Radiohead exists to provide musical "intellectuals" an easy Mason-Dixon line between their kind and the primates in their midst. Those who don't truly love Radiohead are posers, simple as that.
But here's what I can't escape. Here's what is incontrovertibly true: if some no-name band came out with any of these last four Radiohead albums, they would either (a) still be some no-name band you'd never heard of, or (b) the album would never have seen the light of day.
I mean, Patty Griffin, who's gotta be one of the more highly-respected and adored musicians in certain country-folk circles, had one of her albums shelved back when she was still up-and-coming.
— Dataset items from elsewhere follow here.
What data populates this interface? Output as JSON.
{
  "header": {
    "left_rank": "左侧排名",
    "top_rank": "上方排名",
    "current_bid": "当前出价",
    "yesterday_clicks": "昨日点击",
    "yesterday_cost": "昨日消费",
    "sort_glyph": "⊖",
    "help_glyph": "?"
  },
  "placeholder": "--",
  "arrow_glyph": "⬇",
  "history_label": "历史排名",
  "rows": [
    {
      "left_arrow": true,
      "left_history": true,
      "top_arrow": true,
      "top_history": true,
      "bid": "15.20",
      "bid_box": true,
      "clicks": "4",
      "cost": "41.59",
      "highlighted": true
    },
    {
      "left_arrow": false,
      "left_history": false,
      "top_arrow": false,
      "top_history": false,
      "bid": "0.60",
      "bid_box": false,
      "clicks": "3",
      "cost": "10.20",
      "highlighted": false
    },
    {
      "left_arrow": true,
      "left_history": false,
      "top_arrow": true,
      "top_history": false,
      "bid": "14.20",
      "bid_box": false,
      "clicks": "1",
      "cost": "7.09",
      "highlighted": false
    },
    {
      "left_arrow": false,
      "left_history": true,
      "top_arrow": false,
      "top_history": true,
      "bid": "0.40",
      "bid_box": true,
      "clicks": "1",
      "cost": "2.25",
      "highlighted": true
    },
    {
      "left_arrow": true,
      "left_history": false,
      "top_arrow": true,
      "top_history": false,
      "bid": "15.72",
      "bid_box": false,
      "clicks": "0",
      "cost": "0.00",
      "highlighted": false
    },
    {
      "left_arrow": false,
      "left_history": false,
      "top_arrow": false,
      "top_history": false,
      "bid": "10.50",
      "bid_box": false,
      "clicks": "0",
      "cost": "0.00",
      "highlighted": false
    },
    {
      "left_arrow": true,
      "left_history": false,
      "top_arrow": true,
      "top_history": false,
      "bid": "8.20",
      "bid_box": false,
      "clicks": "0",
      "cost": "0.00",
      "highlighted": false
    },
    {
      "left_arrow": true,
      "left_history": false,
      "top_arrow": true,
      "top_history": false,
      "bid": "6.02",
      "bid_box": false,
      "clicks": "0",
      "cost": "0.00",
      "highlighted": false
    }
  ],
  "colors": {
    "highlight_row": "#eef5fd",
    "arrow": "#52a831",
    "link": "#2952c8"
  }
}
I've heard over half of it, and it kicks delicious buttock, but the dorks who sell albums didn't see the greatness and shelved it. And refused to give the stuff back to her, because music suits are bastards, which is precisely why lots of people don't feel so bad about kicking their financial teeth in when it comes to downloading music.
But back to my point, which is that her shelved album was pretty darn good, but it never saw daylight. If she'd somehow tried to release
Amnesiac, it would never have seen daylight, either. No way. No chance.
Kid A is a Richard Bachman book that Stephen King burned rather than publish.
I've spent the last three nights fiddling on this computer and playing my entire Radiohead collection -- everything but
Hail to the Chief -- on random. All this did was serve to confirm that there ain't a single song on the last three other albums containing anything that holds a candle to their work on the first three.
Radiohead is a Tootsie Roll Pop, and I'm sick of licking and believing there's any candy goodness somewhere deep inside.
Wow. I feel better now. I've held that in for a long time. I'm probably out of the club now. I'm prolly blackballed from all the cool people music parties from here forward.
"The Bends" is off Radiohead's second album of the same name. "All I Need" is off their latest, In Rainbows, now available just like all other albums, proving that their little download ploy was more marketing trick than attempt to revolutionize an industry.